The Greeks had a word for it. They called it "onomatopoeia," and they pronounced it AHN-uh-MAH-tuh-PEA-yuh. The word would have made a great college yell. It provides a topic for today’s meditation.
The literary device is defined as "the naming of a thing or action by a vocal imitation of the sound associated with it." As examples, Webster’s offers "buzz" and "hiss." A big bell "clangs." A little one "tinkles." As every child knows, the cow goes "moo" and the pig says "oink." We "bark" orders and "boo" villains.
A sound theory underlies the onomaht, i.e., that we read not only with our eyes but also with our ears. The smallest child, learning to read by reading about bees, needs no translation for "buzz." Subconsciously we hear the words on a printed page. Edgar Allan Poe wrote about the "tintinnabulation that so musically wells from the bells, bells, bells, bells, bells," et cetera, et damn cetera. Tennyson’s cannon "thundered." Byron heard a car "rattling o’er a stony street." Silently we heard the bells, the thunder, the rattle.

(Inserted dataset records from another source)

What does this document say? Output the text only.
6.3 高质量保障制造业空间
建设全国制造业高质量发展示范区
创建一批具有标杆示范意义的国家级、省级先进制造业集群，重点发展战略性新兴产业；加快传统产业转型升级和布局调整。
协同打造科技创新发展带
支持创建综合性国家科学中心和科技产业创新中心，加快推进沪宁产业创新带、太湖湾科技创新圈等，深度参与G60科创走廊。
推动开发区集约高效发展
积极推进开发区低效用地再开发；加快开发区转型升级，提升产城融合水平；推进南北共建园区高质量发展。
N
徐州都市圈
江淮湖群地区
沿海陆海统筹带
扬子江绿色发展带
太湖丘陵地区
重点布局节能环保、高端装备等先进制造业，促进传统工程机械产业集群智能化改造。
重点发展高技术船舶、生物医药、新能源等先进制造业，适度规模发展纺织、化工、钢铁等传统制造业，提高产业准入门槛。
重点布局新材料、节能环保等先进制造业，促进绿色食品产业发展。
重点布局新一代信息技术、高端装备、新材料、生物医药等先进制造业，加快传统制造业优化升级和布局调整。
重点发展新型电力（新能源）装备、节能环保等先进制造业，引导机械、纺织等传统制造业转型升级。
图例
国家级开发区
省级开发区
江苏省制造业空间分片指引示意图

Like every other device of the writing art, onomatopoeia can be overdone, but it is effective in creating mood or pace. If we skip through the alphabet we find plenty of words to slow the pace: balk, crawl, dawdle, hobble, jog, meander, pace, trudge, and so on, to vamp and barely waddle. These verbs just sound slow.
By the same token, the writer who wants to write "fast" has many choices. Her hero can bolt, dash, hurry or hustle. Lancelot raced from Gwen’s boudoir. He fled. He skedaddled! He scrammed! Great verbs. They sound fast. And for the record: The verb "to skedaddle" dates in English from 1861. "To scram" came along in 1928.
One has to wonder, when one has nothing else to wonder about, why almost all of the "ump" words sound unpleasant. Think of them: bump, clump, dump, frump, grump and hump. We ordinarily mess up if we jump to a conclusion. We are wary of a bodily lump. You will note that there is never just one mump — mumps always come in twos. This is very singular. We boo the ump. We pump out the basement and blow up a stump. We denigrate the mugwump (1884): He sits on the fence with his mug on one side and his wump on the other.
Why are some combinations of vowel and consonant so unpleasant? Think about the "ag" words. The bag woman is ragged. She’s a hag! The perilous cliff is jagged. A broken-down horse has been a "nag" since the 15th century. The verb "to nag" (constantly to complain, badger or annoy) dates only from 1828. It didn’t turn into a noun until 1925. The verb "to sag" (to droop, lose form or vigor) came from Norway in the 14th century. To "lag" appears in the early 1500s, to "gag" a century later.
Only two even moderately pleasant "ag" words come quickly to mind: wag and tag — and even these have their unpleasant aspects. A "wag" is a joker who’s not as funny as he thinks he is, and a "tag" can cost you 50 bucks for overparking in D.C. Did you know that "to gargle," the verb, dates from 1527? The noun didn’t appear until Listerine came along in 1629. I made that up.
There must be many onomahts that have a happy sound. What about the laugh words? Professor Rodale’s Synonym Finder gives us, alphabetically: cackle, chuckle, chortle, giggle, guffaw, haw-haw, snicker, snigger, titter, tee-hee and yuk-yuk. There’s also "to cachinnate" (1824), "to laugh loudly or immoderately," but "to cachinnate" lost its cachet in 1825 and hasn’t been heard from in years.